Financial Times’ın Kripto Para Makaleleri Kriz Çığırtkanlığı mı, Dip Sinyali mi?

​FT’nin üç sert makalesi, yüzde 35’lik düşüşe rağmen piyasanın dibi gördüğüne dair güçlü bir ters sinyal ve potansiyel fırsat olarak yorumlandı.

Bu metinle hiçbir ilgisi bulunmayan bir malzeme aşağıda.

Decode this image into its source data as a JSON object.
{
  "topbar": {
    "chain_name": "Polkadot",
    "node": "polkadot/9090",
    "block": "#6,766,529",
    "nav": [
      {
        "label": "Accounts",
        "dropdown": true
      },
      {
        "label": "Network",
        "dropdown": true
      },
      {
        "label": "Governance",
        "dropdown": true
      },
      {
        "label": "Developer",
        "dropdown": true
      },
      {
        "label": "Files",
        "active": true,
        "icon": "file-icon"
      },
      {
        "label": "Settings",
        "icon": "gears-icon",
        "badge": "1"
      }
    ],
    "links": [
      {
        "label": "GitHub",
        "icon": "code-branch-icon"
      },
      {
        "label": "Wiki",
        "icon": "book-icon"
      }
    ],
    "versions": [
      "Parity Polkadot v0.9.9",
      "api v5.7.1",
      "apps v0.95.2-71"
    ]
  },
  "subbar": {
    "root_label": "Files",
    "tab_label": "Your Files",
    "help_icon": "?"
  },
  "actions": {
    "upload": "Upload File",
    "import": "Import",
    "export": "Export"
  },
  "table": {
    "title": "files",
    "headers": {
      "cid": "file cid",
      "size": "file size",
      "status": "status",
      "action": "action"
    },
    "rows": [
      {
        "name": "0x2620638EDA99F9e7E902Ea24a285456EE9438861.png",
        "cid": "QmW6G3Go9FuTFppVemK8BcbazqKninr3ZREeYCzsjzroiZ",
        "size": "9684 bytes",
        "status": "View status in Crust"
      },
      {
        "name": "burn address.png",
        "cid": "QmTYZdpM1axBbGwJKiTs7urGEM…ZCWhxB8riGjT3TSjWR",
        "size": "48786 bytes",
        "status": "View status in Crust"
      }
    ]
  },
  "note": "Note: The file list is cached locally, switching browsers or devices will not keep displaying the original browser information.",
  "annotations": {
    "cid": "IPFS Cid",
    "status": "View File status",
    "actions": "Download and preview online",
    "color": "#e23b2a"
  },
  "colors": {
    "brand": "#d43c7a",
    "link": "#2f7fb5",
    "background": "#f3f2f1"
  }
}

​Piyasaların rengi kızıla döndüğünde, grafiklerdeki o sert düşüş çubukları yatırımcıların nabzını hızlandırırken, geleneksel finansın kalelerinden de sesler yükselmeye başlar. Son haftalarda Bitcoin’in yüzde otuz beşlik değer kaybı yaşayarak kritik destek seviyelerine gerilemesi, şüphesiz korkuyu tetikledi. Ancak bu korku ikliminde İngiltere merkezli Financial Times’ın aynı gün içinde peş peşe üç ayrı olumsuz makale yayımlaması, sıradan bir habercilikten öte, adeta bir “zafer turu” atma çabası olarak okunuyor. On yılı aşkın süredir kripto varlıklara mesafeli, hatta düşmanca bir tavır sergileyen FT’nin bu koordineli saldırısı, tecrübeli piyasa oyuncuları için panik sebebi olmaktan çok, piyasanın dibe vurduğuna dair ironik ama güçlü bir sinyal niteliği taşıyor. Finans tarihinde “medya indikatörü” olarak bilinen bu fenomen, ana akım medyanın bir varlığı öldü ilan ettiği anın, aslında o varlık için en büyük fırsat anı olduğunu defalarca kanıtlamıştır.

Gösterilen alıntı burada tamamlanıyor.